My project consists of the following files:
* model.py - the neural network
* utils.py - preprocessing utils including data augmentation functions
* generator.py - batch generator that augments training data
* model3_07.h5 - trained model
* writeup.ipynb - this writeup report
* run1.mp4 - video output of the track 1 run from car viewport
* track1.mp4 - video of the track 1 run
* track2.mp4 - video of the track 1 run
* drive.py - modified drive telemetry and control program with speed set to 18 mph for track 1. It drives reasonably well although there is more sverving around the curves at higher speed. For track2, thes speed is lowered to 15 mph, throttle to 0.3 and the steering angles increased by a constant factor to compensate for the sharp turns.
2. Submssion includes functional code Using the Udacity provided simulator and my drive.py file, the car can be driven autonomously around the track by executing
python drive.py model3_07.h5
Yes. the code is appropiately commented
The model is a variant of the NVIDIA model which is a normalisation layer followed by 5 convolution layers and 3 fully connected layers. My model starts with a cropping layer, normalisation and a resizing layer based on AveragePooling. This could be done in the preprocessing shape but it seems more readable and probably more efficient (use of GPU in training) to put it in the ANN. In the preprocessing pipline, I load one of the 3 camera angle at random with a shift ajustedment to account for the left and right camera offset. I also augment the data at random by adding brighness jitters, dark shadows, horizon shears, shadows and flips to desensitise the model to lighting conditions, balance the road topology. The flips are strictly not needed as I also drove some laps in reverse to account the dominance of left handed turns.
The raw data was shuffled and split into training and validation sets. A dropout layers was also used to prevents overfitting.
For the loss function I used MSE and used the ADAM optimiser with a low initial learning rate.The Adam optimizer as compared to SGD automatically adjusts the learning rate over epochs unlike SGD.
I initially used the UDacity supplied data set, using all the 3 camera angles with the shift adjustments. The car drove adequately around the first track but drove off track immediately on the second validation track. I then logged my own driving data, driving a few laps but essentially sticking to the middle of the track. THis generated about 9000 odd records. I also drove the lap backwards to balance the left and right turns. More details about the training data generation can be found in the later sections.
I based the network architecture on Nvidia's which has 9 layers, including a normalization layer, 5 convolutional layers, and 3 fully-connected layers. I used this architecture because it has been used in this class of problems and in general it with differented expeperformed well for this track. I experimented with different width and depth of the network, dropout layers, and non-linearities but essentially sticking to the Nvidia pattern. The final architecture was limited by time and number of runs I could manage on my laptop. Finally, the epoch was set at 10 as the loss flattened out at around 8-10 epochs.
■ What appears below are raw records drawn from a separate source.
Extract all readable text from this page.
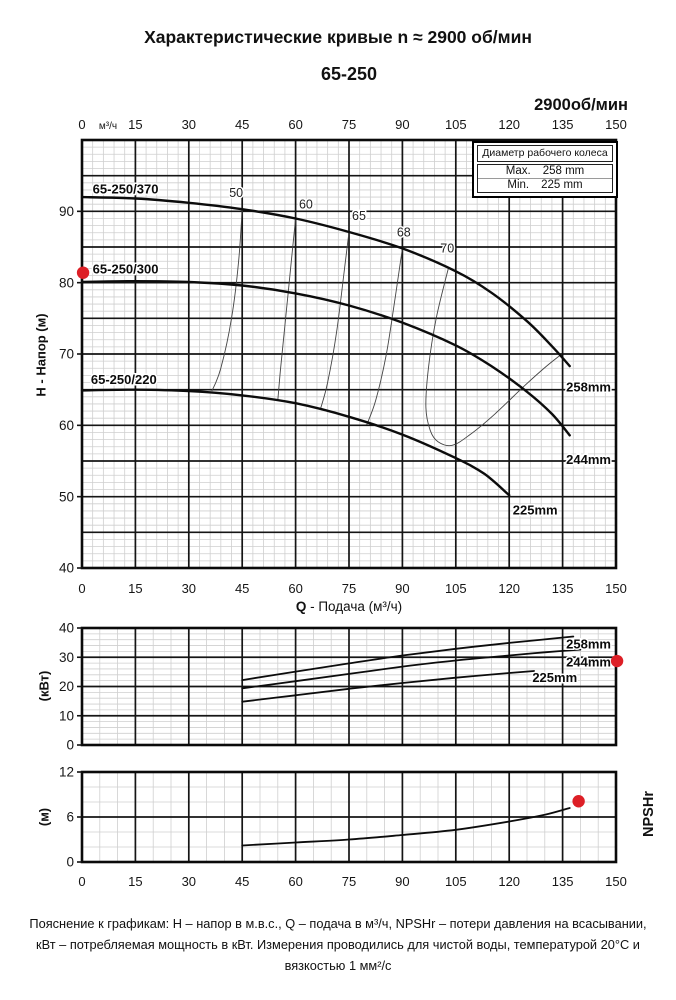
Характеристические кривые n ≈ 2900 об/мин
65-250
2900об/мин
50
60
65
68
70
65-250/370
65-250/300
65-250/220	258mm
244mm
225mm
40
50
60
70
80
90
0	15	30	45	60	75	90	105 120 135 150
м³/ч
0	15	30	45	60	75	90	105 120 135 150
258mm
244mm
225mm
0
10
20
30
40
0
6
12
0	15	30	45	60	75	90	105 120 135 150
H - Напор (м)
Q - Подача (м³/ч)
(кВт)
(м)	NPSHr
Диаметр рабочего колеса
Max. 258 mm
Min. 225 mm
Пояснение к графикам: H – напор в м.в.с., Q – подача в м³/ч, NPSHr – потери давления на всасывании, кВт – потребляемая мощность в кВт. Измерения проводились для чистой воды, температурой 20°C и вязкостью 1 мм²/с
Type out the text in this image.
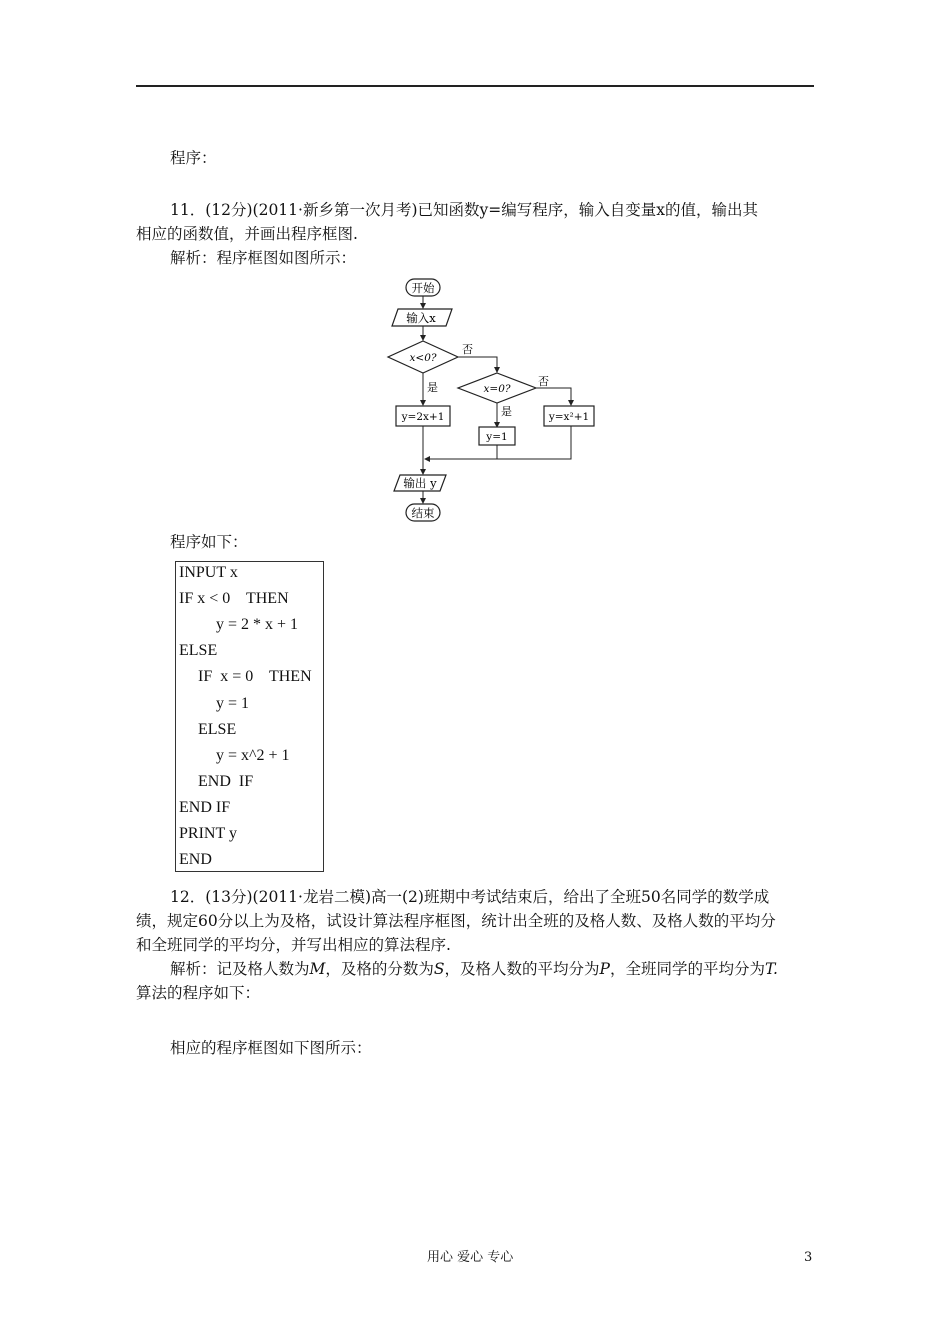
程序：
11．(12分)(2011·新乡第一次月考)已知函数y=编写程序，输入自变量x的值，输出其
相应的函数值，并画出程序框图.
解析：程序框图如图所示：
开始
输入x
x<0?
否
是
y=2x+1
x=0?
否
是
y=1
y=x²+1
输出 y
结束
程序如下：
INPUT x
IF x < 0    THEN
y = 2 * x + 1
ELSE
IF  x = 0    THEN
y = 1
ELSE
y = x^2 + 1
END  IF
END IF
PRINT y
END
12．(13分)(2011·龙岩二模)高一(2)班期中考试结束后，给出了全班50名同学的数学成
绩，规定60分以上为及格，试设计算法程序框图，统计出全班的及格人数、及格人数的平均分
和全班同学的平均分，并写出相应的算法程序.
解析：记及格人数为M，及格的分数为S，及格人数的平均分为P，全班同学的平均分为T.
算法的程序如下：
相应的程序框图如下图所示：
用心 爱心 专心	3
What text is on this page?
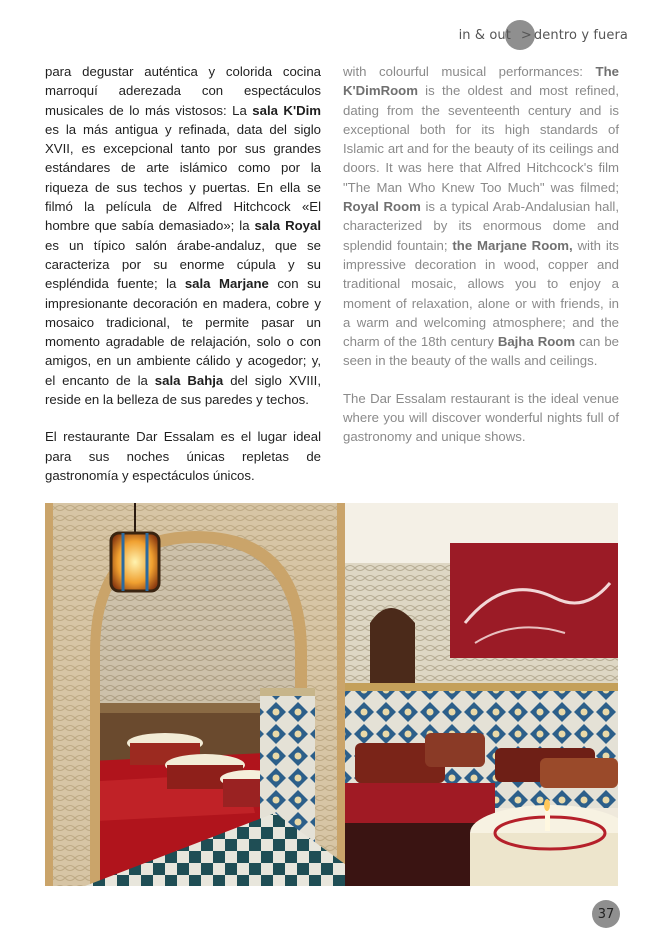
in & out > dentro y fuera

para degustar auténtica y colorida cocina marroquí aderezada con espectáculos musicales de lo más vistosos: La sala K'Dim es la más antigua y refinada, data del siglo XVII, es excepcional tanto por sus grandes estándares de arte islámico como por la riqueza de sus techos y puertas. En ella se filmó la película de Alfred Hitchcock «El hombre que sabía demasiado»; la sala Royal es un típico salón árabe-andaluz, que se caracteriza por su enorme cúpula y su espléndida fuente; la sala Marjane con su impresionante decoración en madera, cobre y mosaico tradicional, te permite pasar un momento agradable de relajación, solo o con amigos, en un ambiente cálido y acogedor; y, el encanto de la sala Bahja del siglo XVIII, reside en la belleza de sus paredes y techos.

El restaurante Dar Essalam es el lugar ideal para sus noches únicas repletas de gastronomía y espectáculos únicos.

with colourful musical performances: The K'DimRoom is the oldest and most refined, dating from the seventeenth century and is exceptional both for its high standards of Islamic art and for the beauty of its ceilings and doors. It was here that Alfred Hitchcock's film "The Man Who Knew Too Much" was filmed; Royal Room is a typical Arab-Andalusian hall, characterized by its enormous dome and splendid fountain; the Marjane Room, with its impressive decoration in wood, copper and traditional mosaic, allows you to enjoy a moment of relaxation, alone or with friends, in a warm and welcoming atmosphere; and the charm of the 18th century Bajha Room can be seen in the beauty of the walls and ceilings.

The Dar Essalam restaurant is the ideal venue where you will discover wonderful nights full of gastronomy and unique shows.

37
Here is a print out of model.summary in Keras.
from IPython.display import Image
Image(filename='model2.png')
The training data was generated by driving a few laps, largely in the middle of the track. However, on inspection of the data by plotting on a histogram (see below), it was clear that the data was dominated by the straight lanes with very little steering. The data is dominated by small steering angles because the car spends most of its time on the track in straightaways.
from IPython.display import Image
Image(filename='Hist_orig.png')
To dilute this skewness, a pipeline of augmentation was applied. This included random sequences of flipping, shadows, shears and brightness adjustments. The results of this pipline is illustrated in the grid immage below which shows the transforms applied to 16 images picked at random.
from IPython.display import Image
Image(filename='Augmentation.png')
The augmentation resulted in a much more uniform distibution of steering angles as illustrated below.
from IPython.display import Image
Image(filename='AugmentHistogram.png')
It must be mentioned that the above histogram is the rsult of one run of transform against the raw records. Because we use a generator pattern, the augmentation run on each batch request on the generator and will therefore produces almost an infinite set of augmentations for every batch and for every epoch run. Howver, we shoudl expect to have the same uniform distribution as above. I set the Epoch at 8 because the training loss stopped decreasing around the 7 mark and cutting down the loss too much would have meant overtraining the model on track 1. I set the speed to 18 mph for track 1. It drives reasonably well although there is more sverving around the curves at higher speed. For track2, thes speed is lowered to 15 mph, throttle to 0.3 and the steering angles increased by a constant factor to compensate for the sharp turns.